Interaction of urapidil with brain serotonin-1A receptors increases the blood pressure reduction due to peripheral alpha-adrenoceptor inhibition.

The alpha-adrenoceptor antagonist urapidil influences central cardiovascular regulation, and this effect is unrelated to alpha-adrenoceptors. Since urapidil has appreciable affinity and selectivity for serotonin-1A (5HT1A) receptors, the activity of urapidil at these sites may be relevant for the centrally mediated component of its antihypertensive action. The latter hypothesis was tested by analysing the influence of the 5HT1A receptor antagonist spiroxatrine on the hypotensive response to urapidil, in comparison with the influence on the hypotensive response to the 5HT1A receptor agonist 8-OH-DPAT (8-hydroxy-2-[di-n-propylamino]tetralin). Anaesthetized cats were thoracotomized and artificially ventilated.

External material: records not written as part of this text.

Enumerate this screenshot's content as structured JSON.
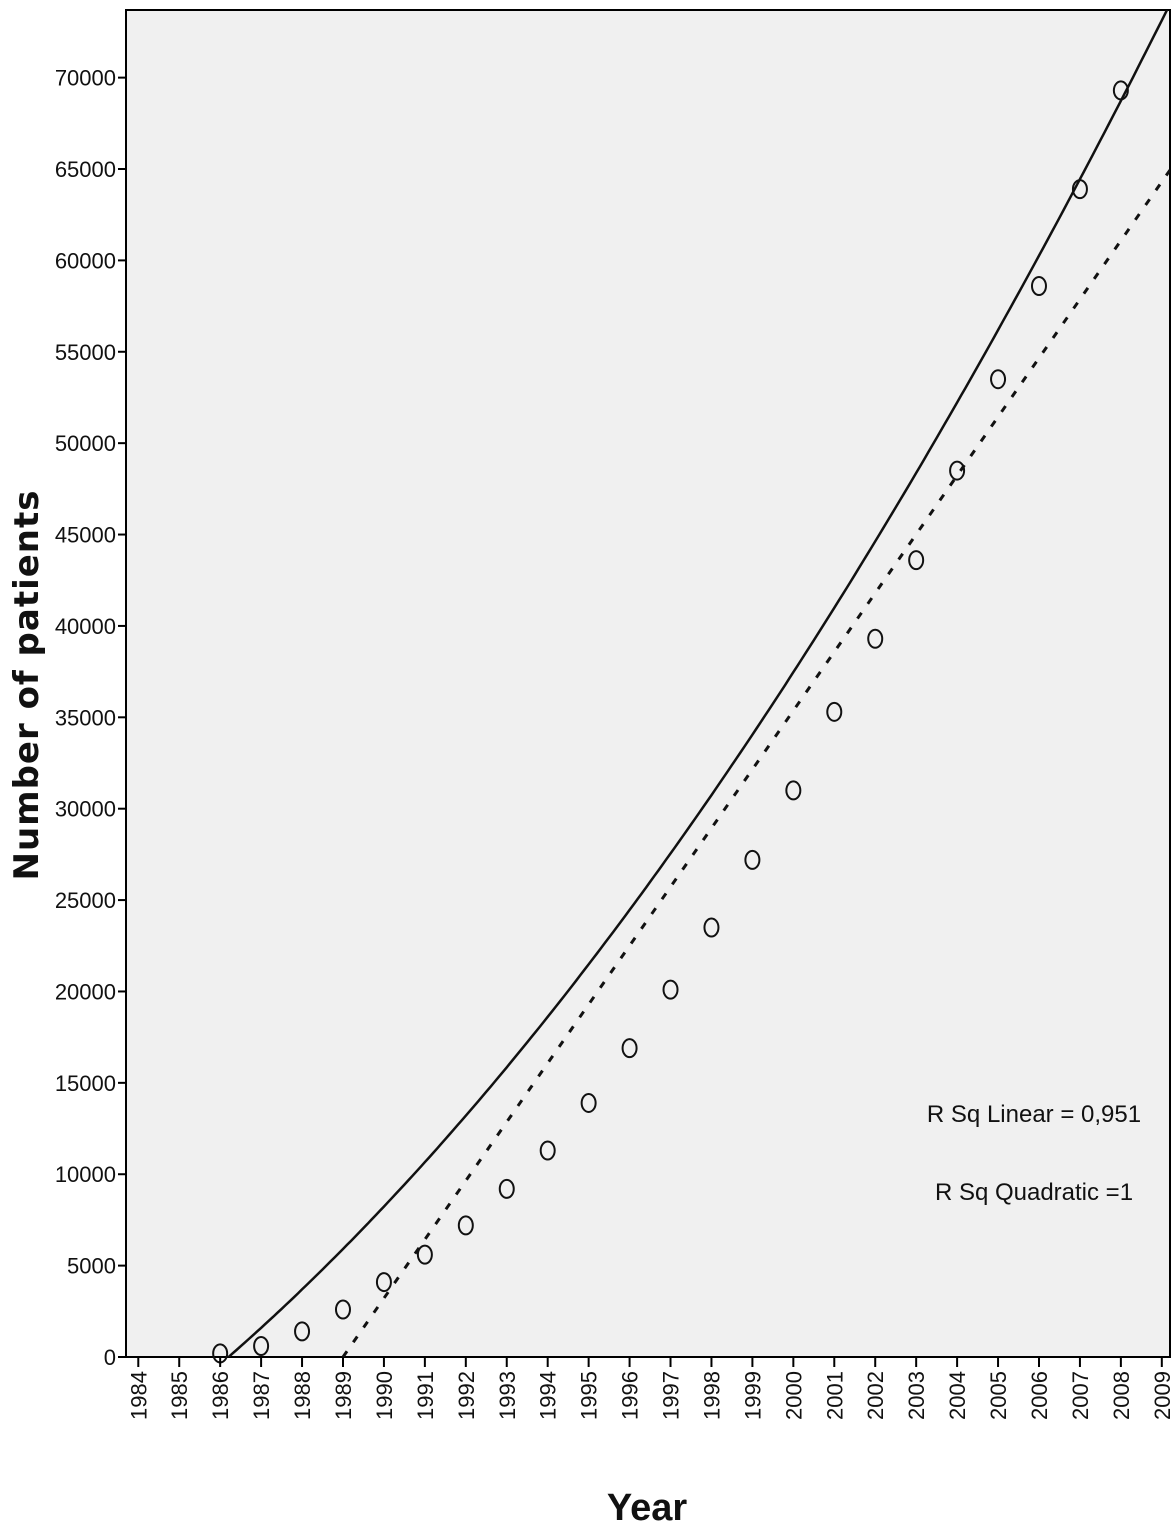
{
  "chart_data": {
    "type": "scatter",
    "xlabel": "Year",
    "ylabel": "Number of patients",
    "xlim": [
      1983.7,
      2009.2
    ],
    "ylim": [
      0,
      73700
    ],
    "x_ticks": [
      1984,
      1985,
      1986,
      1987,
      1988,
      1989,
      1990,
      1991,
      1992,
      1993,
      1994,
      1995,
      1996,
      1997,
      1998,
      1999,
      2000,
      2001,
      2002,
      2003,
      2004,
      2005,
      2006,
      2007,
      2008,
      2009
    ],
    "y_ticks": [
      0,
      5000,
      10000,
      15000,
      20000,
      25000,
      30000,
      35000,
      40000,
      45000,
      50000,
      55000,
      60000,
      65000,
      70000
    ],
    "grid": false,
    "points": {
      "x": [
        1986,
        1987,
        1988,
        1989,
        1990,
        1991,
        1992,
        1993,
        1994,
        1995,
        1996,
        1997,
        1998,
        1999,
        2000,
        2001,
        2002,
        2003,
        2004,
        2005,
        2006,
        2007,
        2008
      ],
      "y": [
        200,
        600,
        1400,
        2600,
        4100,
        5600,
        7200,
        9200,
        11300,
        13900,
        16900,
        20100,
        23500,
        27200,
        31000,
        35300,
        39300,
        43600,
        48500,
        53500,
        58600,
        63900,
        69300
      ]
    },
    "fits": [
      {
        "type": "linear",
        "style": "dotted",
        "coefficients": {
          "intercept_year": 1989,
          "slope": 3215
        }
      },
      {
        "type": "quadratic",
        "style": "solid",
        "coefficients": {
          "x0": 1986,
          "a": 54.7,
          "b": 1939,
          "c": -400
        }
      }
    ],
    "annotations": [
      "R Sq Linear = 0,951",
      "R Sq Quadratic =1"
    ]
  }
}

Blood pressure was monitored in the descending aorta, and the drugs were injected into the vertebral artery. Spiroxatrine (0.1-3.0 nmol/kg) shifted the cumulative dose response curve (blood pressure reduction) of urapidil (3-20 nmol/kg) and of 8-OH-DPAT (0.01-0.1 nmol/kg) to the right, suggesting competitive antagonism. The results support the hypothesis that the effects of urapidil on central cardiovascular regulation and at least part of the hypotensive effects are due to 5HT1A receptor stimulation.